Usually CMS tries to run final remark phase when Young Generation is as empty as possible in order to eliminate
the possibility of several stop-the-world phases happening back-to-back
Explain GC Logs of Concurrent Sweep Phase of CMS
2015-05-26T16:23:08.458-0200: 65.56: [CMS-concurrent-sweep-start]
2015-05-26T16:23:08.485-0200: 65.588: [CMS-concurrent-sweep: 0.027/0.027 secs`]
- CMS-concurrent-sweep – Phase of the collection “Concurrent Sweep” in this occasion, sweeping
unmarked and thus unused objects to reclaim space. - 0.027/0.027 secs – Duration of the phase showing elapsed time and wall clock time correspondingly.
- [Times: user=0.03 sys=0.00, real=0.03 secs] – “Times” section is less meaningful on concurrent
phases, as it is measured from the start of the concurrent marking and includes more than just the work
done for the concurrent marking
Explain GC Logs of Concurrent Reset phase of CMS
2015-05-26T16:23:08.485-0200: 65.589: [CMS-concurrent-reset-start]
2015-05-26T16:23:08.497-0200: 65.60: [CMS-concurrent-reset1: 0.012/0.012 secs]

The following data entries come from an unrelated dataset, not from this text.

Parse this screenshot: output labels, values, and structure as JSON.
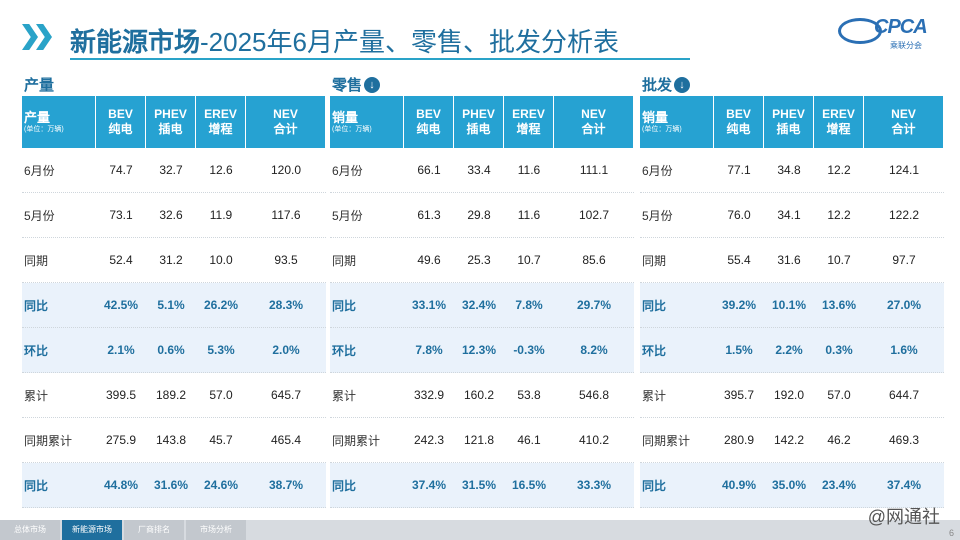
{
  "header": {
    "title_bold": "新能源市场",
    "title_rest": "-2025年6月产量、零售、批发分析表",
    "logo_text": "CPCA",
    "logo_sub": "乘联分会"
  },
  "sections": [
    {
      "title": "产量",
      "has_icon": false,
      "first_header": "产量",
      "unit": "(单位：万辆)",
      "columns": [
        {
          "top": "BEV",
          "bottom": "纯电"
        },
        {
          "top": "PHEV",
          "bottom": "插电"
        },
        {
          "top": "EREV",
          "bottom": "增程"
        },
        {
          "top": "NEV",
          "bottom": "合计"
        }
      ],
      "rows": [
        {
          "label": "6月份",
          "values": [
            "74.7",
            "32.7",
            "12.6",
            "120.0"
          ],
          "pct": false
        },
        {
          "label": "5月份",
          "values": [
            "73.1",
            "32.6",
            "11.9",
            "117.6"
          ],
          "pct": false
        },
        {
          "label": "同期",
          "values": [
            "52.4",
            "31.2",
            "10.0",
            "93.5"
          ],
          "pct": false
        },
        {
          "label": "同比",
          "values": [
            "42.5%",
            "5.1%",
            "26.2%",
            "28.3%"
          ],
          "pct": true
        },
        {
          "label": "环比",
          "values": [
            "2.1%",
            "0.6%",
            "5.3%",
            "2.0%"
          ],
          "pct": true
        },
        {
          "label": "累计",
          "values": [
            "399.5",
            "189.2",
            "57.0",
            "645.7"
          ],
          "pct": false
        },
        {
          "label": "同期累计",
          "values": [
            "275.9",
            "143.8",
            "45.7",
            "465.4"
          ],
          "pct": false
        },
        {
          "label": "同比",
          "values": [
            "44.8%",
            "31.6%",
            "24.6%",
            "38.7%"
          ],
          "pct": true
        }
      ]
    },
    {
      "title": "零售",
      "has_icon": true,
      "first_header": "销量",
      "unit": "(单位：万辆)",
      "columns": [
        {
          "top": "BEV",
          "bottom": "纯电"
        },
        {
          "top": "PHEV",
          "bottom": "插电"
        },
        {
          "top": "EREV",
          "bottom": "增程"
        },
        {
          "top": "NEV",
          "bottom": "合计"
        }
      ],
      "rows": [
        {
          "label": "6月份",
          "values": [
            "66.1",
            "33.4",
            "11.6",
            "111.1"
          ],
          "pct": false
        },
        {
          "label": "5月份",
          "values": [
            "61.3",
            "29.8",
            "11.6",
            "102.7"
          ],
          "pct": false
        },
        {
          "label": "同期",
          "values": [
            "49.6",
            "25.3",
            "10.7",
            "85.6"
          ],
          "pct": false
        },
        {
          "label": "同比",
          "values": [
            "33.1%",
            "32.4%",
            "7.8%",
            "29.7%"
          ],
          "pct": true
        },
        {
          "label": "环比",
          "values": [
            "7.8%",
            "12.3%",
            "-0.3%",
            "8.2%"
          ],
          "pct": true
        },
        {
          "label": "累计",
          "values": [
            "332.9",
            "160.2",
            "53.8",
            "546.8"
          ],
          "pct": false
        },
        {
          "label": "同期累计",
          "values": [
            "242.3",
            "121.8",
            "46.1",
            "410.2"
          ],
          "pct": false
        },
        {
          "label": "同比",
          "values": [
            "37.4%",
            "31.5%",
            "16.5%",
            "33.3%"
          ],
          "pct": true
        }
      ]
    },
    {
      "title": "批发",
      "has_icon": true,
      "first_header": "销量",
      "unit": "(单位：万辆)",
      "columns": [
        {
          "top": "BEV",
          "bottom": "纯电"
        },
        {
          "top": "PHEV",
          "bottom": "插电"
        },
        {
          "top": "EREV",
          "bottom": "增程"
        },
        {
          "top": "NEV",
          "bottom": "合计"
        }
      ],
      "rows": [
        {
          "label": "6月份",
          "values": [
            "77.1",
            "34.8",
            "12.2",
            "124.1"
          ],
          "pct": false
        },
        {
          "label": "5月份",
          "values": [
            "76.0",
            "34.1",
            "12.2",
            "122.2"
          ],
          "pct": false
        },
        {
          "label": "同期",
          "values": [
            "55.4",
            "31.6",
            "10.7",
            "97.7"
          ],
          "pct": false
        },
        {
          "label": "同比",
          "values": [
            "39.2%",
            "10.1%",
            "13.6%",
            "27.0%"
          ],
          "pct": true
        },
        {
          "label": "环比",
          "values": [
            "1.5%",
            "2.2%",
            "0.3%",
            "1.6%"
          ],
          "pct": true
        },
        {
          "label": "累计",
          "values": [
            "395.7",
            "192.0",
            "57.0",
            "644.7"
          ],
          "pct": false
        },
        {
          "label": "同期累计",
          "values": [
            "280.9",
            "142.2",
            "46.2",
            "469.3"
          ],
          "pct": false
        },
        {
          "label": "同比",
          "values": [
            "40.9%",
            "35.0%",
            "23.4%",
            "37.4%"
          ],
          "pct": true
        }
      ]
    }
  ],
  "footer": {
    "tabs": [
      {
        "label": "总体市场",
        "active": false
      },
      {
        "label": "新能源市场",
        "active": true
      },
      {
        "label": "厂商排名",
        "active": false
      },
      {
        "label": "市场分析",
        "active": false
      }
    ],
    "watermark": "@网通社",
    "page": "6"
  },
  "colors": {
    "accent": "#26a2d2",
    "title": "#1f6f9e",
    "pct_row_bg": "#eaf2fb"
  }
}
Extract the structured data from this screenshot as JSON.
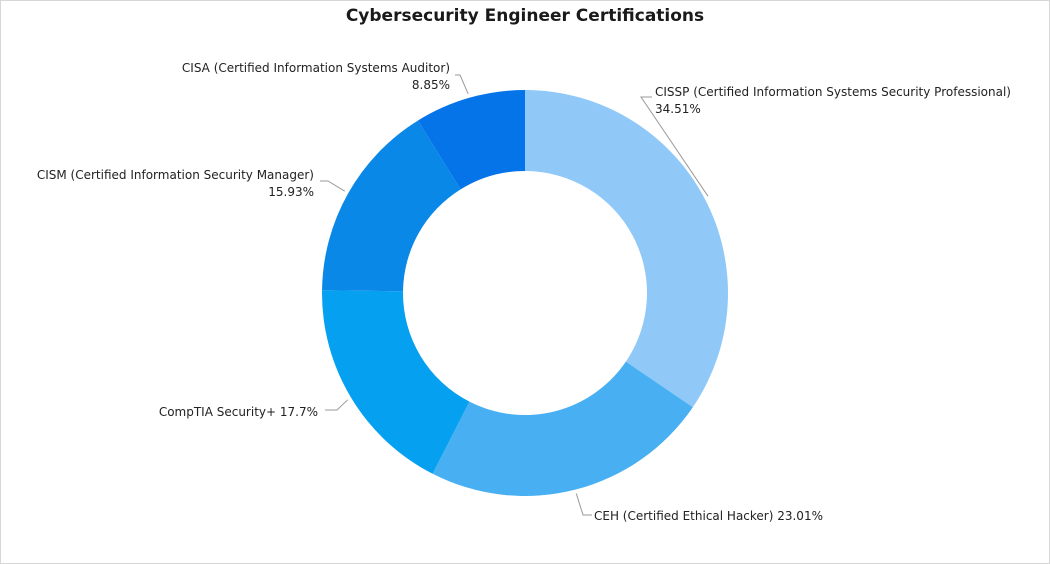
{
  "chart_data": {
    "type": "pie",
    "title": "Cybersecurity Engineer Certifications",
    "donut": true,
    "categories": [
      "CISSP (Certified Information Systems Security Professional)",
      "CEH (Certified Ethical Hacker)",
      "CompTIA Security+",
      "CISM (Certified Information Security Manager)",
      "CISA (Certified Information Systems Auditor)"
    ],
    "values": [
      34.51,
      23.01,
      17.7,
      15.93,
      8.85
    ],
    "value_labels": [
      "34.51%",
      "23.01%",
      "17.7%",
      "15.93%",
      "8.85%"
    ],
    "colors": [
      "#90c8f8",
      "#48b0f2",
      "#06a0f0",
      "#0a88e8",
      "#0574e8"
    ],
    "legend": "none",
    "label_placement": "outside with leader lines"
  }
}
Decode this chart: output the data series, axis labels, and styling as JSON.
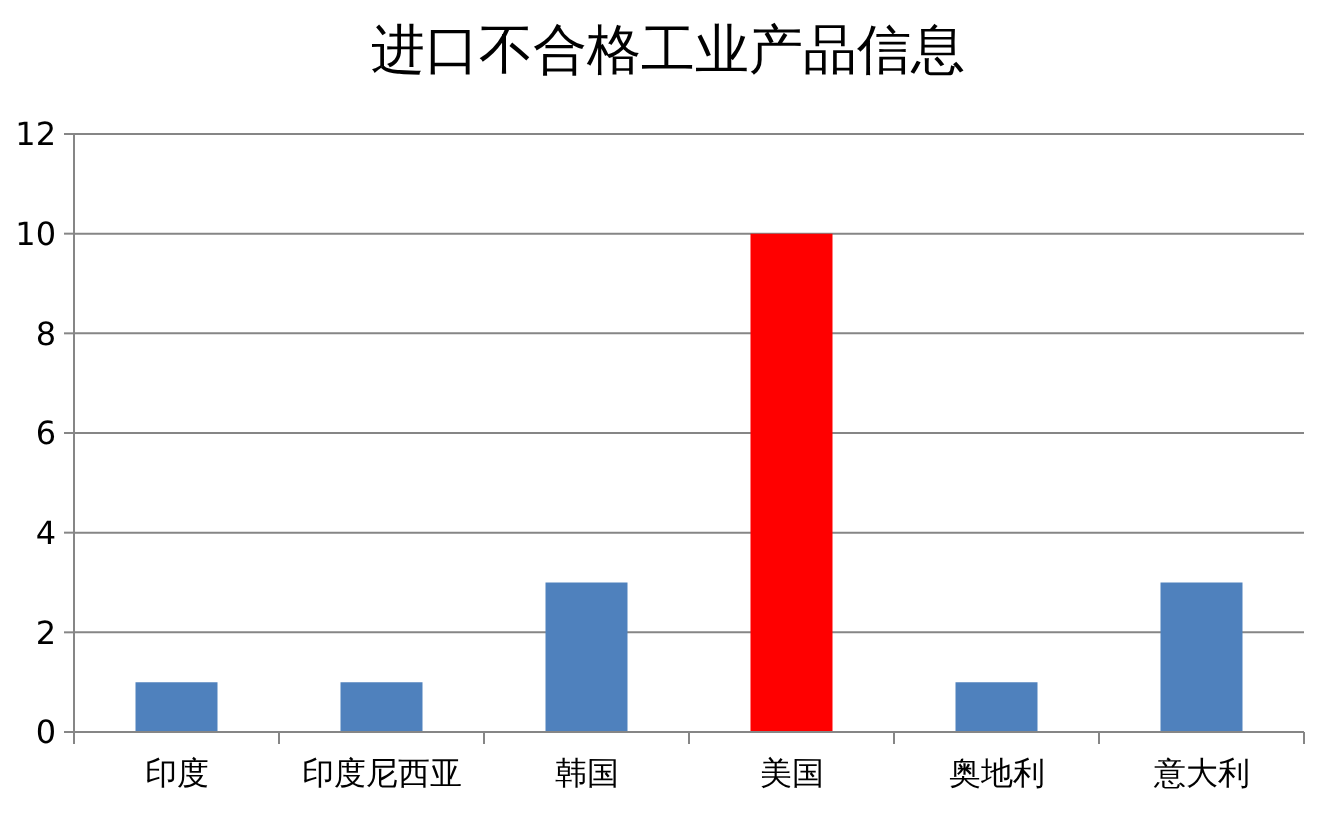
{
  "chart_data": {
    "type": "bar",
    "title": "进口不合格工业产品信息",
    "categories": [
      "印度",
      "印度尼西亚",
      "韩国",
      "美国",
      "奥地利",
      "意大利"
    ],
    "values": [
      1,
      1,
      3,
      10,
      1,
      3
    ],
    "colors": [
      "#4f81bd",
      "#4f81bd",
      "#4f81bd",
      "#ff0000",
      "#4f81bd",
      "#4f81bd"
    ],
    "ylim": [
      0,
      12
    ],
    "yticks": [
      0,
      2,
      4,
      6,
      8,
      10,
      12
    ],
    "grid": "y"
  }
}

- CMS-concurrent-reset – The phase of the collection – “Concurrent Reset” in this occasion – that is
resetting inner data structures of the CMS algorithm and preparing for the next collection. - 0.012/0.012 secs – Duration of the the phase, measuring elapsed and wall clock time respectively.
- [Times: user=0.01 sys=0.00, real=0.01 secs] – The “Times” section is less meaningful on
concurrent phases, as it is measured from the start of the concurrent marking and includes more than just
the work done for the concurrent marking.